The Hero who Foiled Holocaust Museum Massacre

This morning, my run took me by the U.S. Holocaust Memorial Museum.  I paid respect to the memorial that paid tribute to Officer Stephen Tyrone Johns, who died heroically in the line of duty on June 10 protecting the visitors and staff.

The attacker was a crazy anti-Semitic extremist who was intent on killing as many people as he could.  Thankfully, Officer Johns foiled the attack, while giving his life so others would live.

The memorial moved me so much, I decided to go inside to explore further the exhibits and hear their powerful, poignant stories.  I have been to the USHMM over a dozen times in the last several years, each time being moved in a different, special way, and today, was one such special day.

Doing my small but significant part in lighting a candle signifying the liberation of the concentration camps and to honor the lives of approximately 6 million souls murdered in the Holocaust.

In this picture, you can see the symbolic steel rafters which I could see looking outside through a port hole.  On the left of the picture is the US flag flown in half-staff for Officer Stephen Tyrone Jones.

I have paid homage to these decrepit shoes from long-gone survivors and from those who were slain over a dozen times and perhaps hundreds more in my sleep.  Though they are made of tattered fabric, I feel that they are a natural extension of their bodies, or perhaps even their souls.

Each time, I walk away completely shattered and shaken to a million little bitty pieces, sometimes, not being able to sleep, without turning, tossing, and thinking deep within myself.

We are the shoes, we are the last witnesses. 

We are the shoes of grandchildren and grandfathers.
From Prague, Paris, and Amsterdam,
And because we are only made of fabric and leather
And not of blood and flesh, each one of us avoided the Hellfire.
Yiddish Poet – Moses Schulstein (1911-1981)

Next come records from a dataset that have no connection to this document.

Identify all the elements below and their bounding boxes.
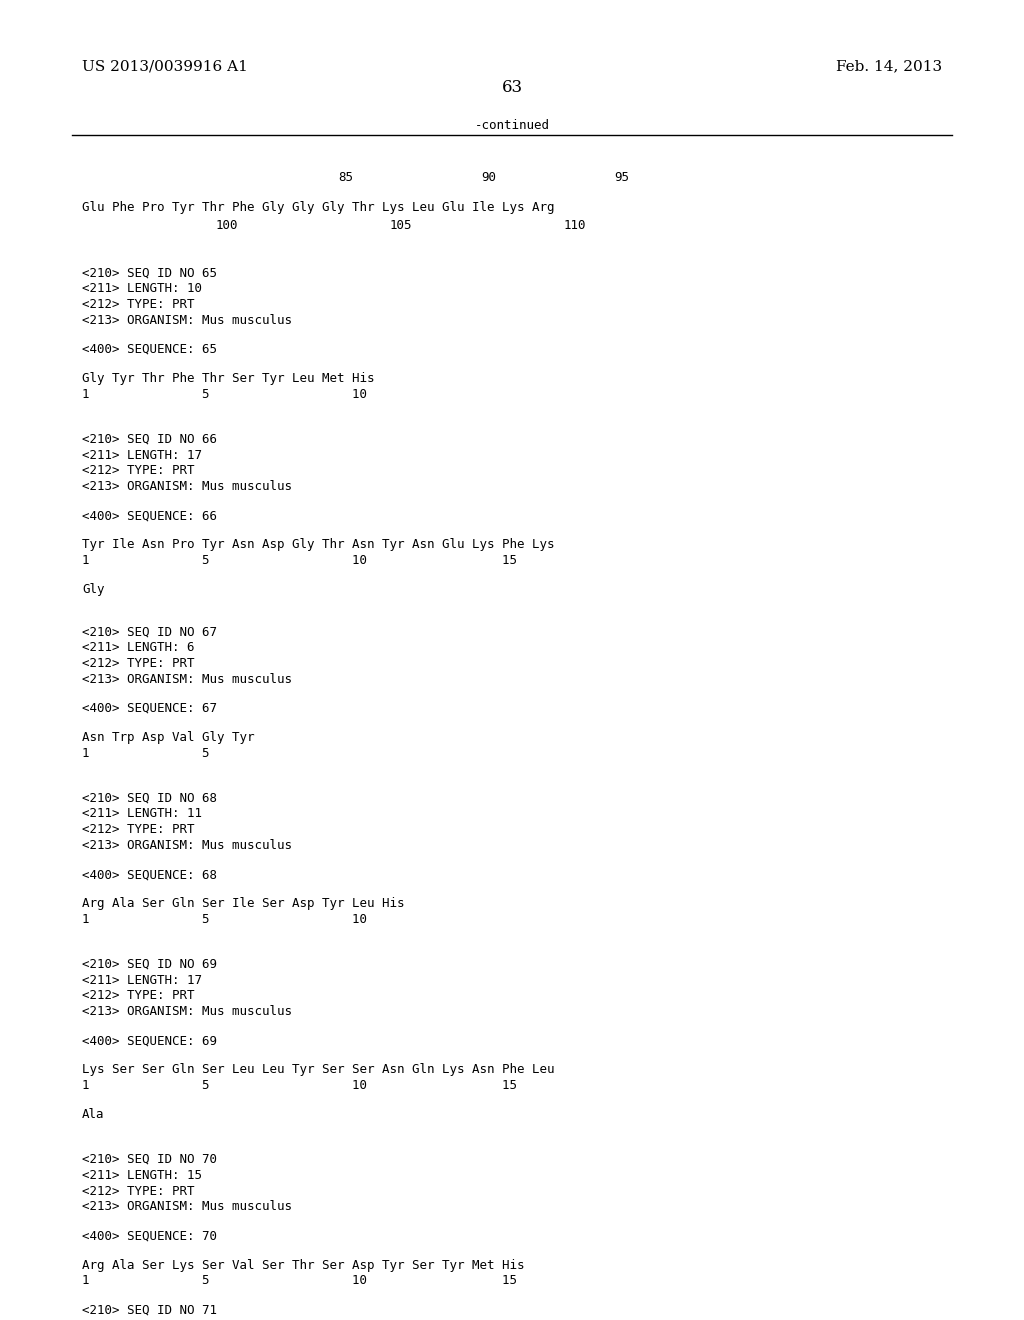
Text: <213> ORGANISM: Mus musculus: <213> ORGANISM: Mus musculus	[82, 314, 292, 327]
Text: <211> LENGTH: 11: <211> LENGTH: 11	[82, 808, 202, 820]
Text: <211> LENGTH: 10: <211> LENGTH: 10	[82, 282, 202, 296]
Text: <210> SEQ ID NO 65: <210> SEQ ID NO 65	[82, 267, 217, 280]
Text: <210> SEQ ID NO 69: <210> SEQ ID NO 69	[82, 958, 217, 970]
Text: 105: 105	[389, 219, 412, 232]
Text: Gly: Gly	[82, 583, 104, 597]
Text: 1               5                   10                  15: 1 5 10 15	[82, 1080, 517, 1092]
Text: 85: 85	[338, 172, 353, 185]
Text: <211> LENGTH: 17: <211> LENGTH: 17	[82, 974, 202, 986]
Text: 95: 95	[614, 172, 630, 185]
Text: <211> LENGTH: 6: <211> LENGTH: 6	[82, 642, 195, 655]
Text: Tyr Ile Asn Pro Tyr Asn Asp Gly Thr Asn Tyr Asn Glu Lys Phe Lys: Tyr Ile Asn Pro Tyr Asn Asp Gly Thr Asn …	[82, 539, 554, 552]
Text: Gly Tyr Thr Phe Thr Ser Tyr Leu Met His: Gly Tyr Thr Phe Thr Ser Tyr Leu Met His	[82, 372, 375, 385]
Text: 1               5                   10: 1 5 10	[82, 388, 367, 401]
Text: Asn Trp Asp Val Gly Tyr: Asn Trp Asp Val Gly Tyr	[82, 731, 254, 744]
Text: <400> SEQUENCE: 66: <400> SEQUENCE: 66	[82, 510, 217, 523]
Text: 1               5                   10: 1 5 10	[82, 913, 367, 925]
Text: Feb. 14, 2013: Feb. 14, 2013	[836, 59, 942, 74]
Text: <212> TYPE: PRT: <212> TYPE: PRT	[82, 657, 195, 671]
Text: <400> SEQUENCE: 65: <400> SEQUENCE: 65	[82, 343, 217, 356]
Text: US 2013/0039916 A1: US 2013/0039916 A1	[82, 59, 248, 74]
Text: Ala: Ala	[82, 1107, 104, 1121]
Text: Arg Ala Ser Lys Ser Val Ser Thr Ser Asp Tyr Ser Tyr Met His: Arg Ala Ser Lys Ser Val Ser Thr Ser Asp …	[82, 1258, 524, 1271]
Text: 1               5                   10                  15: 1 5 10 15	[82, 554, 517, 568]
Text: 110: 110	[563, 219, 586, 232]
Text: <210> SEQ ID NO 67: <210> SEQ ID NO 67	[82, 626, 217, 639]
Text: <210> SEQ ID NO 71: <210> SEQ ID NO 71	[82, 1303, 217, 1316]
Text: 100: 100	[215, 219, 238, 232]
Text: Arg Ala Ser Gln Ser Ile Ser Asp Tyr Leu His: Arg Ala Ser Gln Ser Ile Ser Asp Tyr Leu …	[82, 898, 404, 909]
Text: <213> ORGANISM: Mus musculus: <213> ORGANISM: Mus musculus	[82, 1200, 292, 1213]
Text: <213> ORGANISM: Mus musculus: <213> ORGANISM: Mus musculus	[82, 840, 292, 851]
Text: -continued: -continued	[474, 119, 550, 132]
Text: 63: 63	[502, 79, 522, 96]
Text: <212> TYPE: PRT: <212> TYPE: PRT	[82, 990, 195, 1002]
Text: <212> TYPE: PRT: <212> TYPE: PRT	[82, 1184, 195, 1197]
Text: <211> LENGTH: 17: <211> LENGTH: 17	[82, 449, 202, 462]
Text: <400> SEQUENCE: 67: <400> SEQUENCE: 67	[82, 702, 217, 715]
Text: <210> SEQ ID NO 68: <210> SEQ ID NO 68	[82, 792, 217, 804]
Text: <400> SEQUENCE: 69: <400> SEQUENCE: 69	[82, 1035, 217, 1047]
Text: <400> SEQUENCE: 70: <400> SEQUENCE: 70	[82, 1229, 217, 1242]
Text: <212> TYPE: PRT: <212> TYPE: PRT	[82, 465, 195, 478]
Text: <212> TYPE: PRT: <212> TYPE: PRT	[82, 824, 195, 836]
Text: <213> ORGANISM: Mus musculus: <213> ORGANISM: Mus musculus	[82, 480, 292, 494]
Text: 90: 90	[481, 172, 497, 185]
Text: <211> LENGTH: 15: <211> LENGTH: 15	[82, 1168, 202, 1181]
Text: <212> TYPE: PRT: <212> TYPE: PRT	[82, 298, 195, 312]
Text: <213> ORGANISM: Mus musculus: <213> ORGANISM: Mus musculus	[82, 673, 292, 686]
Text: Lys Ser Ser Gln Ser Leu Leu Tyr Ser Ser Asn Gln Lys Asn Phe Leu: Lys Ser Ser Gln Ser Leu Leu Tyr Ser Ser …	[82, 1064, 554, 1076]
Text: 1               5                   10                  15: 1 5 10 15	[82, 1274, 517, 1287]
Text: <210> SEQ ID NO 70: <210> SEQ ID NO 70	[82, 1152, 217, 1166]
Text: <400> SEQUENCE: 68: <400> SEQUENCE: 68	[82, 869, 217, 880]
Text: <210> SEQ ID NO 66: <210> SEQ ID NO 66	[82, 433, 217, 446]
Text: Glu Phe Pro Tyr Thr Phe Gly Gly Gly Thr Lys Leu Glu Ile Lys Arg: Glu Phe Pro Tyr Thr Phe Gly Gly Gly Thr …	[82, 201, 554, 214]
Text: 1               5: 1 5	[82, 747, 210, 760]
Text: <213> ORGANISM: Mus musculus: <213> ORGANISM: Mus musculus	[82, 1006, 292, 1018]
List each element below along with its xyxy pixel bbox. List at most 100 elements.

Last year, I had the sacred opportunity to visit Dachau.   This surreal visit to a real place where real lives were twisted and turned and thrown away like scattered ashes held no comparison to a memorial within walls.  It was so chilling to realize that upon these hallowed grounds, thousands upon thousands were cruelly exterminated.

When you enter through the tar-black wrought-iron gates, plain and eerily dull, you are immediately slapped with these simple and sinister words:  Arbeit Macht Frei, a German phrase that means: "Work brings Freedom".  Nothing can be further from the truth -- what a cruel and conniving statement fabricated by the unscrupulous and sinister Nazi.  These words will always reverberate in my mind.

On the east side of my run towards the Capitol, I was blessed by the beautiful artistic celebration of Peace, being held in the West Side of Capitol Hill.  The event called "Dancing for Peace" was billed as a way "to experience and express emotions and resolve inner conflicts bringing peace to the body and soul."

Two dancers from the Abigail School of Classical Ballet grace the Capitol with their majestic pose.

A classical Indian dancer in original vintage dress from the Konark Dance School, graces the US Capitol, overlooking the Reflecting Pool.

What a great and respectful way to start and end a beautiful day, running and absorbing the amazing streets of DC.